I have a question on the standard algebraic topology proof that a subgroup of a free group is free. My understanding of that proof (mostly from Hatcher's topology) is as follows:
- We define a topology on a graph as a $1$-complex.
- We show that the fundamental group of a graph is the free group generated by one symbol for each loop in the graph.
- We show that a covering space of a graph is again a graph.
- We then argue as follows: Given a free group $F$, construct a graph $G$ whose fundamental group is isomorphic to $F$ (as Hatcher notes, this graph can be a wedge of circles). Then using the theory of covering spaces, any subgroup $H \leq F$ corresponds to the fundamental group of some covering space of $G$, which is a graph by item 3. Thus $H$ is a free group by item 2.

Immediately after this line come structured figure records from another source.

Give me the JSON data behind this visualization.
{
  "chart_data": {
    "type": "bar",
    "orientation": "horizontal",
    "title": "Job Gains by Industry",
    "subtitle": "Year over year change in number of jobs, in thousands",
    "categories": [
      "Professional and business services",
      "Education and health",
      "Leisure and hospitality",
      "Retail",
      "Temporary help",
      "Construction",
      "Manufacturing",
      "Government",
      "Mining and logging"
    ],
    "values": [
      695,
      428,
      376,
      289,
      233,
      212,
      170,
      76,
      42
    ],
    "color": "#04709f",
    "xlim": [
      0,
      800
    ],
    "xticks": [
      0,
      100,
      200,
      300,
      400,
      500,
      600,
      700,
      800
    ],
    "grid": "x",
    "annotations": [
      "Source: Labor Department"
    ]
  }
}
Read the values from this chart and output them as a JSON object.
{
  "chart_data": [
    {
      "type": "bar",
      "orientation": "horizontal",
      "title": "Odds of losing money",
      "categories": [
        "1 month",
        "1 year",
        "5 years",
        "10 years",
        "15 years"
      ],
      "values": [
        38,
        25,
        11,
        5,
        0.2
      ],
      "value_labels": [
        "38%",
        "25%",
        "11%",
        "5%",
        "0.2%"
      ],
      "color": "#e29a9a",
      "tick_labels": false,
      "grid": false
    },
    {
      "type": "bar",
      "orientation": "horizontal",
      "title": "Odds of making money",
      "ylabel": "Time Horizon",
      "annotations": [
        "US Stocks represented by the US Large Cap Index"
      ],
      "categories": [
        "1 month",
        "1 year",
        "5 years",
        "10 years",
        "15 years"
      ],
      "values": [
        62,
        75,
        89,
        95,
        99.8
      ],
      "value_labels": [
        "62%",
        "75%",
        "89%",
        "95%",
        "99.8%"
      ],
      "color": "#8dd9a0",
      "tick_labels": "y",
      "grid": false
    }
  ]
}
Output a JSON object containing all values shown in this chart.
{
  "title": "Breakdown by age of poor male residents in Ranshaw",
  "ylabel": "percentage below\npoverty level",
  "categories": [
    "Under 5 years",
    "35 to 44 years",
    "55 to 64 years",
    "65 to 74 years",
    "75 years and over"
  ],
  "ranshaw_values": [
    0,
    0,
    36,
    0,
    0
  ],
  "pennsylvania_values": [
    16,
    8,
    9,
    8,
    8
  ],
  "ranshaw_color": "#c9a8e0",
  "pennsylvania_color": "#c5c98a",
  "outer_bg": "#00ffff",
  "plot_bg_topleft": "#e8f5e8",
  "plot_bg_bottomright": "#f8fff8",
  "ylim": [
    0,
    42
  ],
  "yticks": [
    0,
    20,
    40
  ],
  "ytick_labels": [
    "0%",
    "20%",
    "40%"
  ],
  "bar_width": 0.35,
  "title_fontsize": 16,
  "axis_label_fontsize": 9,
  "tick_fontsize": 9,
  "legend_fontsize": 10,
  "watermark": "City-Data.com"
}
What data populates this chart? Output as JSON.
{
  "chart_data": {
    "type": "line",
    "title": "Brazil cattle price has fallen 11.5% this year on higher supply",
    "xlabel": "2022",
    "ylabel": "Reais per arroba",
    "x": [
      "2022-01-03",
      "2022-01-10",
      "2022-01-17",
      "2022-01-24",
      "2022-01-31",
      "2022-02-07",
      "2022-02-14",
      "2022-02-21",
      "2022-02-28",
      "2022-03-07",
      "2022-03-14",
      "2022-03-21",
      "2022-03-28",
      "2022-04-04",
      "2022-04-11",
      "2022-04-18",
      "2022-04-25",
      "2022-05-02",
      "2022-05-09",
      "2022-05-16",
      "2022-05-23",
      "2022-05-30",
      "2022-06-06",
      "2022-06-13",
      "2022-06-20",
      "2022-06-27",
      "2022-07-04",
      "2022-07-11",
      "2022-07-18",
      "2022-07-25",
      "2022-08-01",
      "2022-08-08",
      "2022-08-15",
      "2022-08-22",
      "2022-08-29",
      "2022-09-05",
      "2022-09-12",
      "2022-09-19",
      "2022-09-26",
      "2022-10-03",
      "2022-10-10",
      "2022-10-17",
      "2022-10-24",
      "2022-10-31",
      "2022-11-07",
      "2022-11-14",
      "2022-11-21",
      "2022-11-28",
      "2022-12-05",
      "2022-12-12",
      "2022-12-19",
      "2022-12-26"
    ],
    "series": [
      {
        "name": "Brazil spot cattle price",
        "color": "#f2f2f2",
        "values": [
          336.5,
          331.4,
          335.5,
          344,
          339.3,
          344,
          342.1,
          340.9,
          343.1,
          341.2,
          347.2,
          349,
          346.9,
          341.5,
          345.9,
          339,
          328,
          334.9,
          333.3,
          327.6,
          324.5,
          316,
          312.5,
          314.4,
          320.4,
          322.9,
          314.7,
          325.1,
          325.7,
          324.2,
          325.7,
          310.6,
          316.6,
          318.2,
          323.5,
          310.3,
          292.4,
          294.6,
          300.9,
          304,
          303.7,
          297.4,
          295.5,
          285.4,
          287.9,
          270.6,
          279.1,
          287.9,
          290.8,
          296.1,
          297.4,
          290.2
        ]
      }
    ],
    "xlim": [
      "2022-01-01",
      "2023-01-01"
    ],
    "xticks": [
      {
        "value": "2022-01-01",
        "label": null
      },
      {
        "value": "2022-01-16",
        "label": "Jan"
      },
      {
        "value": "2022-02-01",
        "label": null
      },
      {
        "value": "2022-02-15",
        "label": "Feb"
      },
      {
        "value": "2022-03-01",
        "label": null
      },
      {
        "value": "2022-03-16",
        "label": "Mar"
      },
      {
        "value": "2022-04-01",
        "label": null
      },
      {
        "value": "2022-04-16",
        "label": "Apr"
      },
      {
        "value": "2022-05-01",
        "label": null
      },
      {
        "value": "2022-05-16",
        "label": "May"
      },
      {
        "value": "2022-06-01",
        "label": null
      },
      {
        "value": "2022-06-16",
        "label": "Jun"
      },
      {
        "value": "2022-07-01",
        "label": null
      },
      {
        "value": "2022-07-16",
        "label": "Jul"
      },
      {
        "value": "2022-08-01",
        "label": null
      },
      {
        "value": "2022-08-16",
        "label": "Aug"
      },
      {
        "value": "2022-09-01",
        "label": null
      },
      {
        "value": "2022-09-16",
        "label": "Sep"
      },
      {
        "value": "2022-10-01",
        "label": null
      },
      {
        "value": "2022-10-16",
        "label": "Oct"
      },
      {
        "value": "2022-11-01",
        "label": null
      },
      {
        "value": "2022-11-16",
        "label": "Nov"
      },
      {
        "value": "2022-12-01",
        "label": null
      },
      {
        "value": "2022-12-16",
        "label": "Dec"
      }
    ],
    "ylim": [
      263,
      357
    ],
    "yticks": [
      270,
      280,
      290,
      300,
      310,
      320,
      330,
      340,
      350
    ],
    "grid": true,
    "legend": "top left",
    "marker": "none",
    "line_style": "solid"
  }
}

My concern is whether this applies when $F$ is infinitely generated - in order to apply the standard results from covering spaces, don't we need to know that the graph $G$ we construct is semilocally simply connected? But (at least visually) if $F$ is a countably infinite set, I image that $G$ looks like the infinite earring, which is famously not semilocally simply connected.
I suspect that there is some difference I am missing between the topology of the infinite earring as a subset of $\mathbb{R}^2$ and the topology of a graph on one vertex with infinitely many loops at that vertex as a $1$-complex, but I'm not sure I know enough about CW-complexes to see what that difference is.